A l’appui de ses demandes, la S.A SOCIETE D’EQUIPEMENT DE VILLARD DE LANS ET CORRENCON EN VERCORS fait valoir, en substance, que :
' comme détaillé dans la correspondance adressée à l’intéressé, la non-reconduction du contrat saisonnier de Y X est justifiée par le fait pour celui-ci d’avoir dénigré l’entreprise à plusieurs reprises, d’avoir fait l’objet de la plainte d’une cliente le jour même de son entretien, d’avoir tenu des propos démesurés quant à la responsabilité de l’entreprise pendant les stages d’évacuation, d’avoir dans un geste d’humeur frappé une cabine, et d’avoir créé un climat de défiance en contestant et critiquant l’entreprise ;
' Y X a occupé l’emploi de conducteur de télésiège à pince fixe, au coefficient 210 relevant de la catégorie socioprofessionnelle des ouvriers, et ne justifie pas de l’exercice de responsabilités justifiant un reclassement dans une catégorie supérieure ;
' les relevés horaires produits, communiqués mensuellement au salarié, permettent de constater l’absence d’heures supplémentaires effectuées par ce salarié, alors que leur temps de trajet était systématiquement décompté et rémunéré et que, au regard de l’heure de départ de la première benne, il ne peut être considéré que les salariés étaient à la disposition de l’employeur avant 8h30, tandis que Y X ne produit aux débats aucun décompte ni élément susceptible d’objectiver l’accomplissement des heures supplémentaires alléguées ;
' s’agissant des demandes au titre du travail dissimulé, aucune heure supplémentaire impayée ne peut être objectivée, et aucun caractère intentionnel être valablement allégué à son encontre.
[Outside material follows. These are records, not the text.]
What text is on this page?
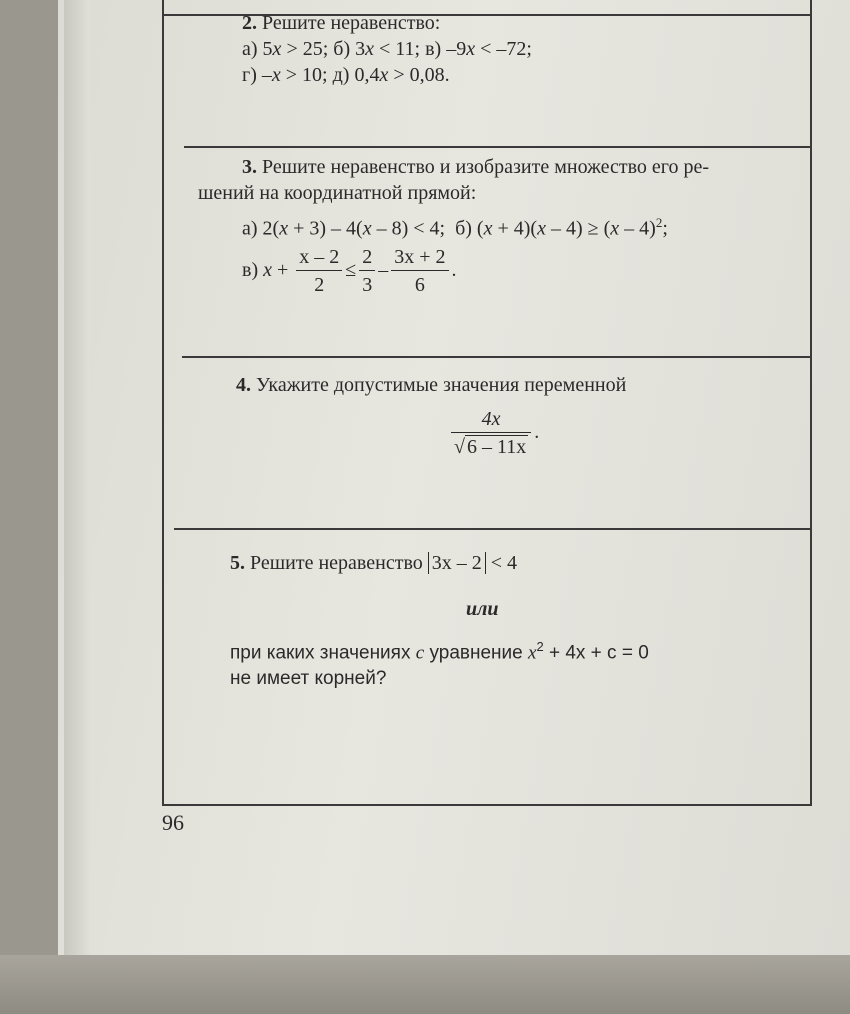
2. Решите неравенство:
а) 5x > 25; б) 3x < 11; в) –9x < –72;
г) –x > 10; д) 0,4x > 0,08.
3. Решите неравенство и изобразите множество его ре-
шений на координатной прямой:
а) 2(x + 3) – 4(x – 8) < 4; б) (x + 4)(x – 4) ≥ (x – 4)$^2$;
в) $x + \frac{x - 2}{2} \le \frac{2}{3} - \frac{3x + 2}{6}$ .
4. Укажите допустимые значения переменной
$\frac{4x}{√ 6 - 11x}$ .
5. Решите неравенство 3x – 2 < 4
или
при каких значениях c уравнение $x^2 + 4x + c = 0$
не имеет корней?
96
L’ordonnance de clôture a été rendue le 15 novembre 2018, et l’affaire fixée pour être plaidée à l’audience du 20 décembre 2018.
SUR CE :
- Sur la non-reconduction du contrat saisonnier :
Attendu que l’article 16 de la Convention collective nationale des remontées mécaniques et domaines skiables du 15 mai 1968, étendue par arrêté du 3 février 1971 (article 16 ' Contrat individuel de travail ; II. – Reconduction des contrats saisonniers) prévoit que l’employeur qui a occupé un salarié dans un emploi à caractère saisonnier doit lui proposer un emploi de même nature pour la même saison de l’année suivante ;
Qu’il ressort en outre de ces dispositions (article 16 ' Contrat individuel de travail ; II. – Reconduction des contrats saisonniers ; 4. Non-reconduction pour motif réel et sérieux) que la non-reconduction du contrat saisonnier ne peut intervenir qu’après information par écrit du salarié du ou des motifs qui la
justifient, à l’issue d’un entretien de l’employeur avec son salarié au cours duquel ce dernier pourra être assisté par un salarié de l’entreprise ; que, dans cette hypothèse, les motifs invoqués par l’employeur doivent être précis, objectifs et vérifiables ;
Attendu, au cas particulier, que la correspondance adressée le 21 avril 2015 à Y X par la S.A SOCIETE D’EQUIPEMENT DE VILLARD DE LANS ET CORRENCON EN VERCORS afin de l’informer de la non-reconduction de son contrat saisonnier est rédigée dans les termes suivants :
« Nous faisons suite à l’entretien qui s’est tenu dans les locaux de la SOCIETE D’EQUIPEMENT DE VILLARD DE LANS ET CORRENCON EN VERCORS, le samedi 28 mars 2015 et vous notifions par la présente notre décision, en application de l’article 16.II.4, de ne pas reconduire votre contrat saisonnier.
Les motifs réels et sérieux ayant contribué à la prise de cette décision sont nombreux, et vos explications ne nous ont pas convaincus.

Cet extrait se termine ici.